Regarding company loyalty

Doing some evening web surfing, I came across an intriguing Reddit post entitled "Don't be loyal to your company" that pointed to a blog post. The blog is currently offline, probably due to the Reddit traffic, but a Google cache of the post exists. After reading that post, I felt a visceral need to respond, so that's what I'm doing now.

The author of the aforementioned blog post essentially claims that a corporation does not deserve loyalty because it cannot be loyal to you and will necessarily let you go if doing so increases its bottom line; that the CEO's mandate is to make just those kinds of decisions; and that you have to take control of your career lest you be shackled to an oar (his words). I don't disagree with any of these points. But I do disagree with the overall message and the moral of the story, as it were.

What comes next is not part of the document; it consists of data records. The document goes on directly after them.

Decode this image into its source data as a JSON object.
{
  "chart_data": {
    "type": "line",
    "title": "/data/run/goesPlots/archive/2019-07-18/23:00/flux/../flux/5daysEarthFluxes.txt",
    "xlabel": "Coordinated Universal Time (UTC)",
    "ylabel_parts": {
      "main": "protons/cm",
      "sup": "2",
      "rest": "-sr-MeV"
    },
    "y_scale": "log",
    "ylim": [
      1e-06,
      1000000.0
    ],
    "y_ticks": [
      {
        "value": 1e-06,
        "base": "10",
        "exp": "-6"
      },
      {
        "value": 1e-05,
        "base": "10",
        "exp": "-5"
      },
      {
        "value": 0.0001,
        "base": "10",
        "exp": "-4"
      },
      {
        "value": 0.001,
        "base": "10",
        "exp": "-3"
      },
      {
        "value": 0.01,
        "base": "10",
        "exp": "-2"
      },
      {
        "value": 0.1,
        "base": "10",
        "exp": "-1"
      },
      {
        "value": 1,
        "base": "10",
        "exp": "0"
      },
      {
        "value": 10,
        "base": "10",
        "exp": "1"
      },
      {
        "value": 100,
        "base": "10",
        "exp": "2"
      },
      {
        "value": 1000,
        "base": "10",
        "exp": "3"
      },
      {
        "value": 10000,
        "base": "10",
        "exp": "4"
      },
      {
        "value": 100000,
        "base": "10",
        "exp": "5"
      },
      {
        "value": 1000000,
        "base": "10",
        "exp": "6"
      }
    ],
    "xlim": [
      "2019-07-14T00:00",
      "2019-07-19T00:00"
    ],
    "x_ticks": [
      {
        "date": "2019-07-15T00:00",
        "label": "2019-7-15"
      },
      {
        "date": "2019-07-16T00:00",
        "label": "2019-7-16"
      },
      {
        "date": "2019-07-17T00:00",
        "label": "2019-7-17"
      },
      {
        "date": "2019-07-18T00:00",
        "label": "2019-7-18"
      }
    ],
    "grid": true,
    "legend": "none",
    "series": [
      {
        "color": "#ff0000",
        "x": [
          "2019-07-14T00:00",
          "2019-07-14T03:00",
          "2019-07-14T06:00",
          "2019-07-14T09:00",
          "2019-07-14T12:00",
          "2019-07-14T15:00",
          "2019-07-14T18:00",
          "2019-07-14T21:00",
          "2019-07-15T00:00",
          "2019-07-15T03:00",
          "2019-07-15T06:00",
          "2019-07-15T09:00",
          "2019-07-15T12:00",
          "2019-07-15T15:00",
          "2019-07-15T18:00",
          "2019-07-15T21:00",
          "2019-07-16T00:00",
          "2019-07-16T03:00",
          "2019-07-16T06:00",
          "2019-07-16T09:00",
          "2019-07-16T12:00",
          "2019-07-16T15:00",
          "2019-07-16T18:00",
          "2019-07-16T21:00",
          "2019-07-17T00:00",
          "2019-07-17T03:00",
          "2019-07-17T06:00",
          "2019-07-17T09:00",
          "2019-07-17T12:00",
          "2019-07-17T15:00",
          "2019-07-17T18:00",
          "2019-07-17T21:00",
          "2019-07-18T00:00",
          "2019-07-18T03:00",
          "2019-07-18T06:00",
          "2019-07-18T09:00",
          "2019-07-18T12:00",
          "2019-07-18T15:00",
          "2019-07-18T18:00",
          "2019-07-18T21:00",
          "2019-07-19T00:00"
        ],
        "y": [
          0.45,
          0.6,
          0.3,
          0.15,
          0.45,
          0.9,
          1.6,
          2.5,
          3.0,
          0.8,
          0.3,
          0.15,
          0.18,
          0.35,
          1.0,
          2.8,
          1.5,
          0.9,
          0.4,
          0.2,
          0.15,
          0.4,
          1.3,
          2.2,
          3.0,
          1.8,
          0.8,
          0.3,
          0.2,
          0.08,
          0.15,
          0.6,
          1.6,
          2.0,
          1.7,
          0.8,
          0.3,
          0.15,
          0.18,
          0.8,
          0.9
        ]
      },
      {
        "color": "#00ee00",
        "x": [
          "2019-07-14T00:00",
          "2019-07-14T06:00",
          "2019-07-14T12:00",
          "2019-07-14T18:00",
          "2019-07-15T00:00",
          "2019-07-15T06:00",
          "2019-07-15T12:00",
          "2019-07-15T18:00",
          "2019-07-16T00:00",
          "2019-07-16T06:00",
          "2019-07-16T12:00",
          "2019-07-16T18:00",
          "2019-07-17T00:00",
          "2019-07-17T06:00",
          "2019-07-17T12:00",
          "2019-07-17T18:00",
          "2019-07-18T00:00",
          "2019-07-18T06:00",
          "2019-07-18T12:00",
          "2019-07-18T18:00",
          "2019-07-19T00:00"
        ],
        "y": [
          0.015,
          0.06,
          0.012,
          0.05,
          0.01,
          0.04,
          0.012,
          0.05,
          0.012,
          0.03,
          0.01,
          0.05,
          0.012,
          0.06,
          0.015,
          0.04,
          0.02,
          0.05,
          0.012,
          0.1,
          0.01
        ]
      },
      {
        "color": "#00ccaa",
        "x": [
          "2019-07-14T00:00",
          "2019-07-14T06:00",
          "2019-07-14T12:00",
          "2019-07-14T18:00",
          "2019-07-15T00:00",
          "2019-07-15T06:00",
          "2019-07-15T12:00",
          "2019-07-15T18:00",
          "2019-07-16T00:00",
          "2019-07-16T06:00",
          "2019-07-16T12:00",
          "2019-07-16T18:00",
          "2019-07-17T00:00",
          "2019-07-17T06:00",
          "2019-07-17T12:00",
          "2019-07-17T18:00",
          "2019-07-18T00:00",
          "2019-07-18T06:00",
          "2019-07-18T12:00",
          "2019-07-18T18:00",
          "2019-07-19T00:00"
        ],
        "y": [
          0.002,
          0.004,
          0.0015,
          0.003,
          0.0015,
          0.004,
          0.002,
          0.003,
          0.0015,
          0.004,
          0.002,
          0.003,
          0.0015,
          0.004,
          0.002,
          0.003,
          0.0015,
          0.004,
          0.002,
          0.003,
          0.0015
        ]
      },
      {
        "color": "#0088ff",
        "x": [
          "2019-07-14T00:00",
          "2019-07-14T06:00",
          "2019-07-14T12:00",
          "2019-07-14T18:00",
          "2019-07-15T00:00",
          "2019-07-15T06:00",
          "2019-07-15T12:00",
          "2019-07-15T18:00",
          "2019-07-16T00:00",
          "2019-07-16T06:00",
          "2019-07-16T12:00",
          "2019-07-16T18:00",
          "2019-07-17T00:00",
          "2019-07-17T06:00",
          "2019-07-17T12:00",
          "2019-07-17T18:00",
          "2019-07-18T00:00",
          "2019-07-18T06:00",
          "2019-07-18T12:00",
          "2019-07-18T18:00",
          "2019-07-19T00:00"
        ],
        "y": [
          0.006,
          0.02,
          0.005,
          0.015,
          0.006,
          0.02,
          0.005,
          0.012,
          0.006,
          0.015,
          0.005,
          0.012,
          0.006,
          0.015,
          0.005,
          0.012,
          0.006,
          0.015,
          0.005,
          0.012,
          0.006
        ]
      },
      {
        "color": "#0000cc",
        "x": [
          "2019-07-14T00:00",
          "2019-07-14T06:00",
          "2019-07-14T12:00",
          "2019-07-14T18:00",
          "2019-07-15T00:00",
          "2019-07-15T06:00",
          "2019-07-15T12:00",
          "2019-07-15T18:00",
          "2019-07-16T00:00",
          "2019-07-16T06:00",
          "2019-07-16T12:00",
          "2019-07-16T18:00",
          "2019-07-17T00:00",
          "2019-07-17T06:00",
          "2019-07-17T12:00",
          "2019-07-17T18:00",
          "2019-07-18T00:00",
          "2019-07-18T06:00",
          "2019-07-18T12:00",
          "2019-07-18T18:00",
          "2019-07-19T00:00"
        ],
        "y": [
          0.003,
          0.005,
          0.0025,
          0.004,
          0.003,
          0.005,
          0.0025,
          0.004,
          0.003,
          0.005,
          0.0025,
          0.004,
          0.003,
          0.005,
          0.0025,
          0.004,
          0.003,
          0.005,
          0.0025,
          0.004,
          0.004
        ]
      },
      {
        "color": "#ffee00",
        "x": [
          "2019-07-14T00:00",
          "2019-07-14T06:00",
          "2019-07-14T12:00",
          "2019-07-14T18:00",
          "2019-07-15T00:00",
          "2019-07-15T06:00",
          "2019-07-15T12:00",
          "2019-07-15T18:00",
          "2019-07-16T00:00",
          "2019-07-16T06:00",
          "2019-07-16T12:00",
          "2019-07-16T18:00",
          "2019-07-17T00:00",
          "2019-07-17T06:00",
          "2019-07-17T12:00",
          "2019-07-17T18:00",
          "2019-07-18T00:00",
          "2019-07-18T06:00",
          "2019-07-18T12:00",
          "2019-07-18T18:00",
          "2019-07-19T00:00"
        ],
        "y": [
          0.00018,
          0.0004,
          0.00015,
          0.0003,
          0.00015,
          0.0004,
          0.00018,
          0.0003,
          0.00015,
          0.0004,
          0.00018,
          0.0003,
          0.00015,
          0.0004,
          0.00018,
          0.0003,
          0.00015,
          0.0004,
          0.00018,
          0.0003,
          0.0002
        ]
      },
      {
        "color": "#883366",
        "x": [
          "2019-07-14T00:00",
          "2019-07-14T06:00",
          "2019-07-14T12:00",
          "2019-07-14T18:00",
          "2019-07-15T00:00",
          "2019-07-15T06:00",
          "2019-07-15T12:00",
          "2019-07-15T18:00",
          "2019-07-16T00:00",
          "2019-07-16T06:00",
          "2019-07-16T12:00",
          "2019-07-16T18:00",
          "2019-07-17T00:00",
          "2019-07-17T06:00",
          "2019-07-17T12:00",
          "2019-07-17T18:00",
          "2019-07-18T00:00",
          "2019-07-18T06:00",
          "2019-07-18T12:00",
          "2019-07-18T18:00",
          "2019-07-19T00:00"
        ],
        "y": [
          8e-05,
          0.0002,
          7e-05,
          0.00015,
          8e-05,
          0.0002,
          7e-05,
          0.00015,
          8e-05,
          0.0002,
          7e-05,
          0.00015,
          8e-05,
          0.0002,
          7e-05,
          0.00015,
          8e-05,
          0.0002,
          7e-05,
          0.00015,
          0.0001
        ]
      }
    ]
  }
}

The message should, in my opinion, be to choose your place of employment wisely. That blog post pretty much summed up the reasons why I generally dislike big, soulless corporations. But there are other options out there! I currently work at a ~100 person consulting company. Previously, I was at a <10 person consulting company. And before that I was at university, but during that time I did briefly work at a fairly large insurance company. I got a taste of the large company ethos then, and it was enough to scare me away.

Smaller companies are different. They place more value in the individual. There's little, if any, company politics and bureaucracy. And I think, for the most part, people are happier there. If I were to look at things more cynically, I could say that smaller companies have more incentive to keep employees happy because the loss of one employee at a 50-person company is more painful than the loss of one employee at a 50,000-person company. But I choose not to look at it that way.

I think the reason I felt such a strong need to respond to the blog post in question is that it hits home on some level. I believe that if I were in that author's shoes, having gone through his experiences, I could be just as jaded as he is. In a sense, I'm lucky to have had the chance to see that environment early on and seek opportunities elsewhere. People who know me have seen how cynical I can be about certain topics. But the topic of company loyalty is an exception. I truly believe that it is possible to find a company that isn't soulless, that does in fact care about its employees, and that can even deserve loyalty.